[ntp:questions] Re: Basic MSF clock setup

Chris Hastie chris at nospam.oak-wood.co.uk
Wed Nov 12 09:05:25 UTC 2003


In message <dbiqob.b78.ln at 192.168.42.254>, Jonathan Buzzard
<jonathan at uk.me.buzzard> writes
>In article <aUsd88HVdKs$EwnR at nospam.oak-wood.co.uk>,
>       Chris Hastie <chris at nospam.oak-wood.co.uk> writes:
>
>> It strikes my that it shouldn't be too difficult to adapt the GENERIC
>> driver for raw MSF, based on the existing raw DCF mode. Would there be
>> any advantage to doing this over using radioclkd2 and the SHM driver?
>
>There would be little or possibly negative advantage in doing so.

Fair enough

>
>> The other thing I'm wondering about is PPS.
>
>The best bet is to do some time pulse clock averaging in the SHM driver.
>It improves jitter by an order of magnitude. Consider it a poor
>man's PPS.

I'm not clear what this means. I presume its something that should be
done in radioclkd*, or is it a configuration option for the SHM
reference clock in ntp?

As far as I can make out, radioclkd2, which I'm using as I failed to get
radioclkd to compile on FreeBSD yet, includes such averaging. Never the
less, using the PPS driver as well does seem to improve clock stability,
at least it reduces the mean offset and jitter relative to the SHM
clock. I'm giving it a day or so in various configurations to try to
work out which is best - though it would probably help if I properly
understood all these numbers :) Are there features of radioclkd not
present in radioclkd2 that mean I should be trying harder to figure out
how to get it to compile on FreeBSD?

> If you really have need for PPS then you should use
>a GPS unit.

I don't.
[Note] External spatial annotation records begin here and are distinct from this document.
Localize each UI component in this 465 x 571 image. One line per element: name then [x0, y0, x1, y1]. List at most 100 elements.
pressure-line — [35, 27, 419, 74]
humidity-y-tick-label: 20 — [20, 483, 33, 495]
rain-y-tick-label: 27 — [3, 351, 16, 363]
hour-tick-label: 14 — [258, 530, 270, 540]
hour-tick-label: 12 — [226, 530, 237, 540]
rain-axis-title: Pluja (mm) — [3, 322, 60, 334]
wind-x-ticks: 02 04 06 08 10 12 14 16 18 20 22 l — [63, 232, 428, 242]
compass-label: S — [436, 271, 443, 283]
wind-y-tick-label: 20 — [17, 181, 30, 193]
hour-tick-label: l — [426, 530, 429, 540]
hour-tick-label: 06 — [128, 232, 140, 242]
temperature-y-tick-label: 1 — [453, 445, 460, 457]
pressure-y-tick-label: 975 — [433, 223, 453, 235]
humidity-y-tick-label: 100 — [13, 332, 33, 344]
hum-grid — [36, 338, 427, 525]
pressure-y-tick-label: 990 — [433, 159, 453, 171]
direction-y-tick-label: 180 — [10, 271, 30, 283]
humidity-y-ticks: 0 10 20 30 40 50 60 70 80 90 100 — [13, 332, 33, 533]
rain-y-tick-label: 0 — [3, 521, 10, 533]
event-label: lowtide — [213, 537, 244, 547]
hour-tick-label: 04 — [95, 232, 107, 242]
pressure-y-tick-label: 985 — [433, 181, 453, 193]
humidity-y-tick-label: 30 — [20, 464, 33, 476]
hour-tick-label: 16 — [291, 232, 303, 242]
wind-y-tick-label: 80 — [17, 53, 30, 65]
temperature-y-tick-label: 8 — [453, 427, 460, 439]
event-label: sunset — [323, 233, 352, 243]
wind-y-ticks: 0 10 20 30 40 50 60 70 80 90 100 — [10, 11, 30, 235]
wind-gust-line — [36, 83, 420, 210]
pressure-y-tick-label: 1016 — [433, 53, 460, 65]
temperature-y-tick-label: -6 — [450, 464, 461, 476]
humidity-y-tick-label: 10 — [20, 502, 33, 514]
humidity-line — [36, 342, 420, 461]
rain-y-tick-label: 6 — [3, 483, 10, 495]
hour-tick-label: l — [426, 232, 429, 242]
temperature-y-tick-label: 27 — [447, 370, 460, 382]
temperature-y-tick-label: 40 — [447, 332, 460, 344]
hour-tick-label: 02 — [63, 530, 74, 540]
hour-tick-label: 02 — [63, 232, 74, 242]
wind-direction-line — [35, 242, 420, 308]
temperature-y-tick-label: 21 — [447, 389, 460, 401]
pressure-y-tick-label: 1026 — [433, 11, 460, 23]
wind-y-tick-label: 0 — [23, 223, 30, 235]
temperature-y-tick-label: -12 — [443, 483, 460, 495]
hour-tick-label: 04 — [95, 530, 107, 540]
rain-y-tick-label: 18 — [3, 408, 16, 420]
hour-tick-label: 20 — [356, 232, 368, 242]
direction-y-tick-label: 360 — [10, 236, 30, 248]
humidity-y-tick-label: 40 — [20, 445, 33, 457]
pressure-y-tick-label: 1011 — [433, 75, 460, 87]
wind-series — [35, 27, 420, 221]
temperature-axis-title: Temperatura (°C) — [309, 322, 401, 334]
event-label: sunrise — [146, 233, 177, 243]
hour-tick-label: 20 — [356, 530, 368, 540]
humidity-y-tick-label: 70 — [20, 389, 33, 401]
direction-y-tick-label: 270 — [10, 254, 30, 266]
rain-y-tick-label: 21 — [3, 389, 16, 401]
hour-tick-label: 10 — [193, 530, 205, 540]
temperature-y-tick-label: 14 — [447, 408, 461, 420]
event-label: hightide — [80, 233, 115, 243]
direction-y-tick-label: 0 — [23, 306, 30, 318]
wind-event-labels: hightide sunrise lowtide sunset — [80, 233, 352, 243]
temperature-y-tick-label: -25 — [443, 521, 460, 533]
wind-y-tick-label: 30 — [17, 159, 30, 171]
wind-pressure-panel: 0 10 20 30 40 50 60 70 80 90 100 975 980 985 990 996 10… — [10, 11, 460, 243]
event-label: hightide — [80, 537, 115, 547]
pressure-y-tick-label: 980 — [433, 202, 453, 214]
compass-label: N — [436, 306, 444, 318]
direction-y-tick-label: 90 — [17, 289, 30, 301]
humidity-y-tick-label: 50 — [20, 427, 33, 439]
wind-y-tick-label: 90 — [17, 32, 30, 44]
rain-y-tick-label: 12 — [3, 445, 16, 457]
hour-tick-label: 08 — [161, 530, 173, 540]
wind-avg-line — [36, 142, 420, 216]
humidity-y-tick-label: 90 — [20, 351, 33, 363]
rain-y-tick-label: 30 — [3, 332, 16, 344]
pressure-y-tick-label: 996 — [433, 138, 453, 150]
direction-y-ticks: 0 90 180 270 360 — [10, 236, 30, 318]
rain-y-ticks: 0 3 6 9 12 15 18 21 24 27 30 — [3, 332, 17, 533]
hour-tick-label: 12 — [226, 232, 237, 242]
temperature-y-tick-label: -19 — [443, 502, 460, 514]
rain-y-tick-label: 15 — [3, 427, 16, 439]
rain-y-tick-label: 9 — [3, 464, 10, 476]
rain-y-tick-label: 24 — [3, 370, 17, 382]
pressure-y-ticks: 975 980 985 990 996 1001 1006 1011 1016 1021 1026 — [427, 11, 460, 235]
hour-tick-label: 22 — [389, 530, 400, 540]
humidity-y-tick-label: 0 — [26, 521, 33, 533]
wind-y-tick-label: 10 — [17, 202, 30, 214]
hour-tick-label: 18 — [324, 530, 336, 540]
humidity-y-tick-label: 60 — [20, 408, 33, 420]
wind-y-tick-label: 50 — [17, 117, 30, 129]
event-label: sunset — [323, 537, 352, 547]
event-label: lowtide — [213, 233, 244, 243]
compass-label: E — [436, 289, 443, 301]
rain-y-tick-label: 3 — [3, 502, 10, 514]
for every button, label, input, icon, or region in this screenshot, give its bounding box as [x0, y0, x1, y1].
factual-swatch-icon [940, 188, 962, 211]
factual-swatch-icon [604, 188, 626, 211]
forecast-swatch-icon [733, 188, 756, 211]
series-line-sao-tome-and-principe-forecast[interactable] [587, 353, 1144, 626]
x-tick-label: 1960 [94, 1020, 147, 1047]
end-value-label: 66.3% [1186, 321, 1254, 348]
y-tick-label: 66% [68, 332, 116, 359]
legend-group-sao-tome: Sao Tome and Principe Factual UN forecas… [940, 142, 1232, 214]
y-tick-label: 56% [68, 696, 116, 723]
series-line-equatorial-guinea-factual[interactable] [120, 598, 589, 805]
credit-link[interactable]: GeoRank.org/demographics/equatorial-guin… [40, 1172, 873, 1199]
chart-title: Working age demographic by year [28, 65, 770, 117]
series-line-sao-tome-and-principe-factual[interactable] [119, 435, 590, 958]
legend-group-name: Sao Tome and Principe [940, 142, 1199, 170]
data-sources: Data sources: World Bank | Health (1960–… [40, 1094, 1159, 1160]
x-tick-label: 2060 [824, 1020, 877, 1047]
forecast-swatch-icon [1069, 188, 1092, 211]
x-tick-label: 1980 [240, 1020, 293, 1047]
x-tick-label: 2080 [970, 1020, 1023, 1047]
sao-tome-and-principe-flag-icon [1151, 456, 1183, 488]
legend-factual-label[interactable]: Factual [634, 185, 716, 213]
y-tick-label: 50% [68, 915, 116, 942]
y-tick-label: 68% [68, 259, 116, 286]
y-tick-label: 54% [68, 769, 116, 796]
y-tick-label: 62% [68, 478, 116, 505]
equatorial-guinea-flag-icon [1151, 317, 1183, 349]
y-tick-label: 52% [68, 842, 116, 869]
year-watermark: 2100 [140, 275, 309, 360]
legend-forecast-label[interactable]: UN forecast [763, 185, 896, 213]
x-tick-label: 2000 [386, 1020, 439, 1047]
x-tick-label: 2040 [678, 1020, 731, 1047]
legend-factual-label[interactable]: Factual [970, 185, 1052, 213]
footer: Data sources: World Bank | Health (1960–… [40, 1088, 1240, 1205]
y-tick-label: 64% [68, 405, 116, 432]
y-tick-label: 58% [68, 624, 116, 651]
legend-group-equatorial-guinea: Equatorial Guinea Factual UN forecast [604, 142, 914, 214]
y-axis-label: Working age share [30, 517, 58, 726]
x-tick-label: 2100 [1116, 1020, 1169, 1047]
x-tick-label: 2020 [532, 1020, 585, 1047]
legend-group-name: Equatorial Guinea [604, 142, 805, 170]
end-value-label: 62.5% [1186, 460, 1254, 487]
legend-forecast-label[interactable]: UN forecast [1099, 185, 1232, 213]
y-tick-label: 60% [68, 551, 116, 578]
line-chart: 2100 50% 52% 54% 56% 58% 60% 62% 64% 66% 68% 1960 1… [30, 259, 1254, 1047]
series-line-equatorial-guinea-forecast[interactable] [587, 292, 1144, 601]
I'm just trying to leverage the most I can out of £30 worth of
bits blu-tacked to my window ledge and take advantage of living 30Km
from the MSF transmitter.

>Remember the philosophy behind my radioclock is to have
>really simple physical hardware with smart software to deliver a
>previously unobtainable simplicity/price/performance ratio. It
>does not attempt to rival the accuracy of a GPS unit, though it
>can make for a dirt cheap backup time source.

Many thanks for putting the details up.